James Graham’s review of last night’s More 4 film Death of a President is spot on. His summary – “utterly pointless” – is the same conclusion I reached. Here’s a review I posted up last night for Daily Kos readers.
UK digital television channel More 4 this evening transmitted the first broadcast of Death of a President, the controversial new film showing a dramatised assassination of President George W. Bush. The movie has already been rejected by two cinema chains in the US, where it opens on October 27.
In October 2007, President Bush attends a speaking engagement in Chicago. As he departs, a sniper shoots him several times and he dies in hospital shortly afterwards. Those all-too-terrifying words “President Cheney” take effect.
Some deft video and picture editing mattes together genuine footage of Bush with protagonists who also appear as talking heads, reflecting on the events. But is the film disrepectful, and, more importantly, is it any good?
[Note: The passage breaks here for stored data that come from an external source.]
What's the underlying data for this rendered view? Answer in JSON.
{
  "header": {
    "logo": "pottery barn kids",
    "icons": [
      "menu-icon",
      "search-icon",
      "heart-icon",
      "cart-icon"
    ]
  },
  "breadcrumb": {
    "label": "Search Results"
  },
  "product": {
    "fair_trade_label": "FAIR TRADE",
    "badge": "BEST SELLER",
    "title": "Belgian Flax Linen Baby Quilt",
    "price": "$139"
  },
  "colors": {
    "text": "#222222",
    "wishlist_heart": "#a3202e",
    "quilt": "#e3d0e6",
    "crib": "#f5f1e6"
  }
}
For such a dramatic fictional event, it’s a remarkably dull film. Presumably to give it as much gravitas as possible and to duck accusations of sensationalism, all excitement and tension has been wrung out of it. Whereas a documentary about what might happen if Bush were killed – however foreseeable to most of us – could be interesting, most of the film is a tedious whodunit, focusing on the attempt to identify the shooter. The storytelling device – characters talking to camera, recalling the events and the investigation – is painfully slow and struggles to retain the viewer’s interest.
The fallout from the assassination doesn’t require much imagination, and for the most part the film goes along with the expected consequences: predictably, the writer chooses to introduce a Muslim suspect and Middle East intrigue; tougher snooping laws are quickly enacted. However, a scene of anti-war campaigners cheering when they hear the President of the United States has been killed stuck out like a sore thumb. Shock would be the most likely reaction, surely, even for the most militant protesters, not celebration.
There were so many different ways to deal with the subject matter that it didn’t need to dramatise the murder of a real, living president. It felt gratuitous, whether it was or not, and left a bad taste in the mouth for the rest of the movie. Bush’s fictional speechwriter recounting her prayers with Laura Bush at the hospital seemed particularly tasteless, as was the reuse of Cheney’s Reagan eulogy for Bush.
Did I learn anything from the film? No – because it was entirely fictional. Did I enjoy it? Not really – it was flat, paceless, and obvious. Regardless of the rights and wrongs of showing the killing on grounds of taste and respect, that the result is such a tedious missed opportunity is what makes it hard to justify.